Know the difference between a tornado watch and a tornado warning: A tornado watch means weather conditions are right for a tornado to form in your area, whereas a tornado warning means a tornado has been sighted and may be headed for your area.
Pay Attention to Warnings
When the NWS sends out any tornado alerts or warnings, tune to the NWS radio, FEMA said. The station is dedicated to giving 24/7 updates on current weather conditions. Your local radio and TV stations will also announce NWS alerts.
Even if a tornado watch is issued for your area, stay inside and be aware of changing weather conditions.
Visit the National Oceanic and Atmospheric Administration's website to track the country's most dangerous storms.
Watch the Skies
Sometimes it's as simple as looking out your window. FEMA advises that as long as the storm hasn't already hit, check the sky for the following danger signs:
Dark, often green sky
Large, dark, low-lying cloud (particularly if rotating)

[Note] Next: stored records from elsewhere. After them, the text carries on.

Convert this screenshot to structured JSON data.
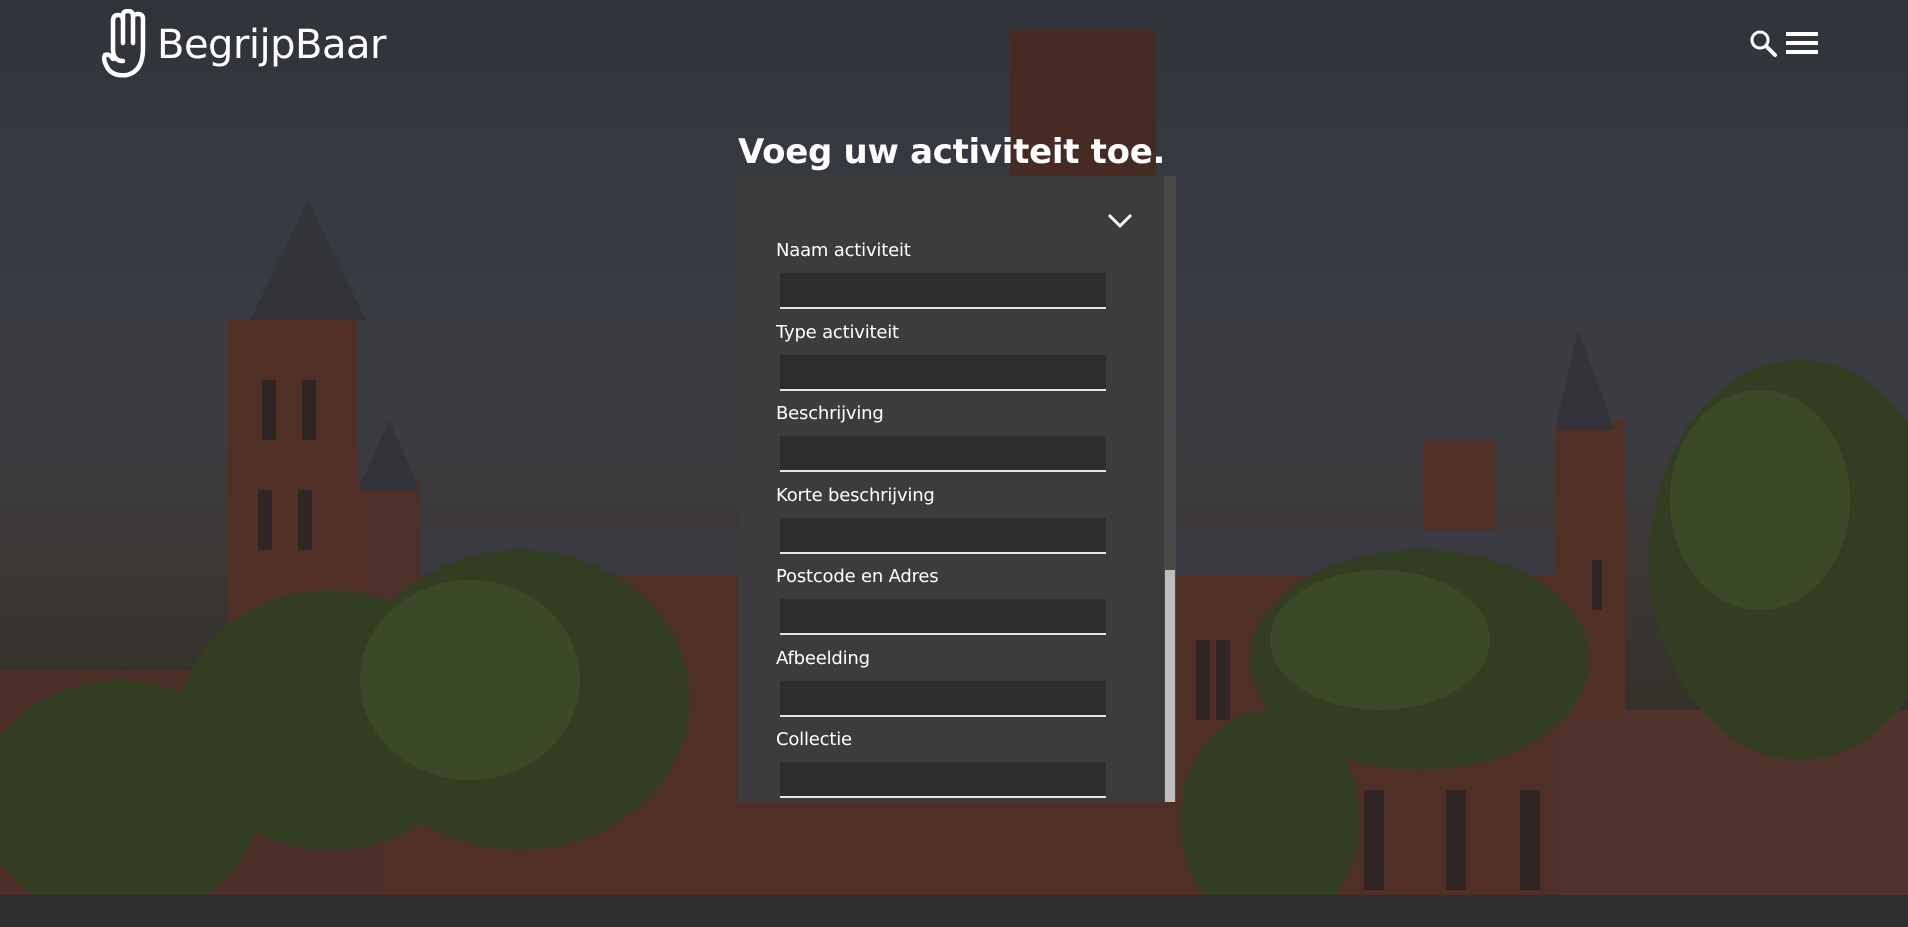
{
  "header": {
    "logo_text": "BegrijpBaar",
    "search_icon": "search-icon",
    "menu_icon": "hamburger-menu-icon"
  },
  "form": {
    "title": "Voeg uw activiteit toe.",
    "toggle_icon": "chevron-down-icon",
    "fields": [
      {
        "label": "Naam activiteit",
        "value": ""
      },
      {
        "label": "Type activiteit",
        "value": ""
      },
      {
        "label": "Beschrijving",
        "value": ""
      },
      {
        "label": "Korte beschrijving",
        "value": ""
      },
      {
        "label": "Postcode en Adres",
        "value": ""
      },
      {
        "label": "Afbeelding",
        "value": ""
      },
      {
        "label": "Collectie",
        "value": ""
      }
    ]
  },
  "colors": {
    "panel_bg": "#3c3c3c",
    "input_bg": "#2d2d2d",
    "input_underline": "#e6e6e6",
    "text": "#ffffff"
  }
}
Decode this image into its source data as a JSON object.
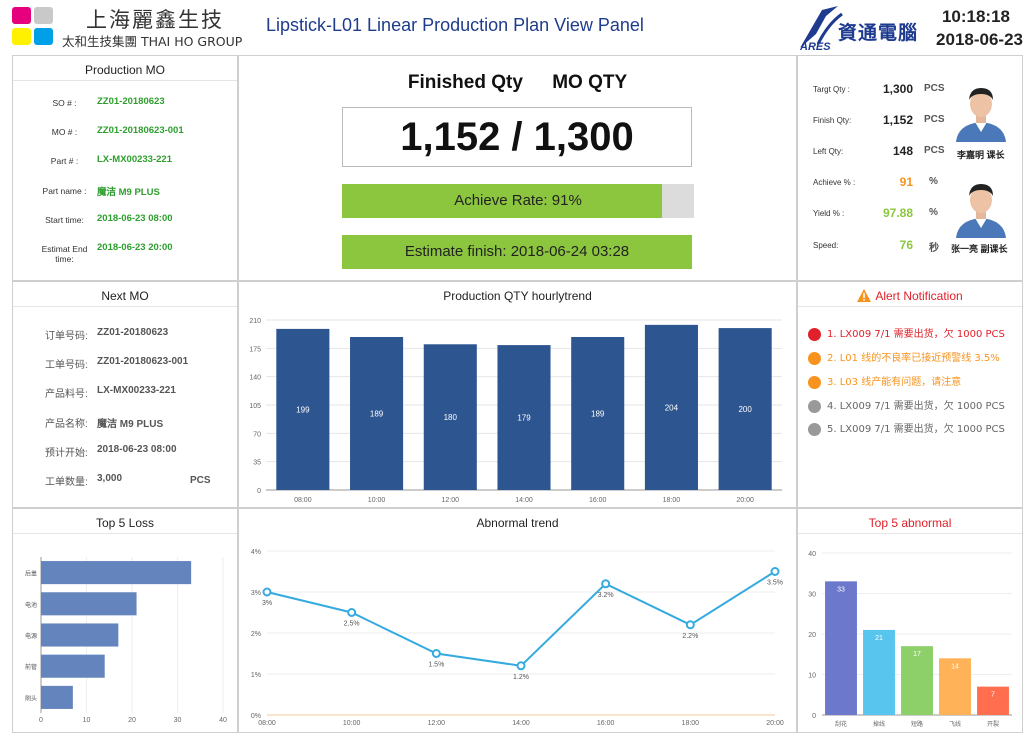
{
  "header": {
    "company_cn": "上海麗鑫生技",
    "company_en": "太和生技集團 THAI HO GROUP",
    "title": "Lipstick-L01 Linear Production Plan View Panel",
    "ares_text": "ARES",
    "ares_cn": "資通電腦",
    "time": "10:18:18",
    "date": "2018-06-23",
    "logo_colors": [
      "#e6007e",
      "#ffffff",
      "#00a0e9",
      "#fff100",
      "#c9c9c9"
    ]
  },
  "production_mo": {
    "title": "Production MO",
    "fields": [
      {
        "label": "SO # :",
        "value": "ZZ01-20180623"
      },
      {
        "label": "MO # :",
        "value": "ZZ01-20180623-001"
      },
      {
        "label": "Part # :",
        "value": "LX-MX00233-221"
      },
      {
        "label": "Part name :",
        "value": "魔洁 M9 PLUS"
      },
      {
        "label": "Start time:",
        "value": "2018-06-23 08:00"
      },
      {
        "label": "Estimat End time:",
        "value": "2018-06-23 20:00"
      }
    ]
  },
  "summary": {
    "finished_label": "Finished Qty",
    "mo_label": "MO QTY",
    "qty_display": "1,152 / 1,300",
    "achieve_text": "Achieve Rate: 91%",
    "achieve_fraction": 0.91,
    "estimate_text": "Estimate finish: 2018-06-24 03:28"
  },
  "stats": {
    "rows": [
      {
        "label": "Targt Qty :",
        "value": "1,300",
        "unit": "PCS",
        "color": "#222222"
      },
      {
        "label": "Finish Qty:",
        "value": "1,152",
        "unit": "PCS",
        "color": "#222222"
      },
      {
        "label": "Left  Qty:",
        "value": "148",
        "unit": "PCS",
        "color": "#222222"
      },
      {
        "label": "Achieve % :",
        "value": "91",
        "unit": "%",
        "color": "#f7931e"
      },
      {
        "label": "Yield  % :",
        "value": "97.88",
        "unit": "%",
        "color": "#8cc63e"
      },
      {
        "label": "Speed:",
        "value": "76",
        "unit": "秒",
        "color": "#8cc63e"
      }
    ],
    "person1": "李嘉明 课长",
    "person2": "张一亮 副课长"
  },
  "next_mo": {
    "title": "Next MO",
    "fields": [
      {
        "label": "订单号码:",
        "value": "ZZ01-20180623"
      },
      {
        "label": "工单号码:",
        "value": "ZZ01-20180623-001"
      },
      {
        "label": "产品料号:",
        "value": "LX-MX00233-221"
      },
      {
        "label": "产品名称:",
        "value": "魔洁 M9 PLUS"
      },
      {
        "label": "预计开始:",
        "value": "2018-06-23 08:00"
      },
      {
        "label": "工单数量:",
        "value": "3,000"
      }
    ],
    "unit": "PCS"
  },
  "hourly": {
    "title": "Production QTY  hourlytrend"
  },
  "alerts": {
    "title": "Alert Notification",
    "items": [
      {
        "text": "1.  LX009  7/1 需要出货，欠 1000 PCS",
        "dot": "#e0202a",
        "color": "#e0202a"
      },
      {
        "text": "2.  L01 线的不良率已接近预警线 3.5%",
        "dot": "#f7931e",
        "color": "#f7931e"
      },
      {
        "text": "3. L03 线产能有问题，请注意",
        "dot": "#f7931e",
        "color": "#f7931e"
      },
      {
        "text": "4.  LX009  7/1 需要出货，欠 1000 PCS",
        "dot": "#999999",
        "color": "#666666"
      },
      {
        "text": "5.  LX009  7/1 需要出货，欠 1000 PCS",
        "dot": "#999999",
        "color": "#666666"
      }
    ]
  },
  "loss": {
    "title": "Top 5 Loss"
  },
  "abnormal_trend": {
    "title": "Abnormal trend"
  },
  "top5_abnormal": {
    "title": "Top 5 abnormal"
  },
  "chart_data": [
    {
      "type": "bar",
      "categories": [
        "08:00",
        "10:00",
        "12:00",
        "14:00",
        "16:00",
        "18:00",
        "20:00"
      ],
      "values": [
        199,
        189,
        180,
        179,
        189,
        204,
        200
      ],
      "ylim": [
        0,
        210
      ],
      "yticks": [
        0,
        35,
        70,
        105,
        140,
        175,
        210
      ],
      "color": "#2d5590"
    },
    {
      "type": "bar",
      "orientation": "horizontal",
      "categories": [
        "后盖",
        "电池",
        "电源",
        "前管",
        "刷头"
      ],
      "values": [
        33,
        21,
        17,
        14,
        7
      ],
      "xlim": [
        0,
        40
      ],
      "xticks": [
        0,
        10,
        20,
        30,
        40
      ],
      "color": "#6384bc"
    },
    {
      "type": "line",
      "x": [
        "08:00",
        "10:00",
        "12:00",
        "14:00",
        "16:00",
        "18:00",
        "20:00"
      ],
      "values": [
        3.0,
        2.5,
        1.5,
        1.2,
        3.2,
        2.2,
        3.5
      ],
      "labels": [
        "3%",
        "2.5%",
        "1.5%",
        "1.2%",
        "3.2%",
        "2.2%",
        "3.5%"
      ],
      "ylim": [
        0,
        4
      ],
      "yticks": [
        "0%",
        "1%",
        "2%",
        "3%",
        "4%"
      ],
      "color": "#35aadf"
    },
    {
      "type": "bar",
      "categories": [
        "刮花",
        "掉线",
        "短路",
        "飞线",
        "开裂"
      ],
      "values": [
        33,
        21,
        17,
        14,
        7
      ],
      "ylim": [
        0,
        40
      ],
      "yticks": [
        0,
        10,
        20,
        30,
        40
      ],
      "colors": [
        "#6c78cc",
        "#57c5ee",
        "#8dd069",
        "#ffb257",
        "#ff6f4f"
      ]
    }
  ]
}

Strong wind that sound like a loud roar. It's often been described as similar to a freight train
Tornadoes 101: During the Storm
When it comes to what you should do during a tornado, your strategy could change depending on where you are. Nonetheless the Red Cross suggests having a family preparedness plan head of time so everyone knows what to do when a storm hits and where to meet.
If you're in a well-defined structure with sturdy walls, you should go to any pre-designated shelter if there is one, like a storm cellar or basement. If there is no pre-designed shelter, head to the lowest floor of the building and find the most central room. Be sure to stay away from windows, doors and outside walls.
If you're in a vehicle or mobile home, FEMA recommends getting out immediately and heading for a more secure building or storm shelter.
"Mobile homes, even if tied down, offer little protection from tornadoes," FEMA says on its site.
If you're outside and there's no shelter available, get as low as you can. Head for a ditch or land depression and cover your head, FEMA recommends. Do not go under a bridge or overpass.
One thing FEMA says not to do that could be a natural instinct for most: Do not try to outrun the twister if you're in a congested or urban area.
"Instead, leave the vehicle immediately for safe shelter."
Also, keep an eye out for flying debris.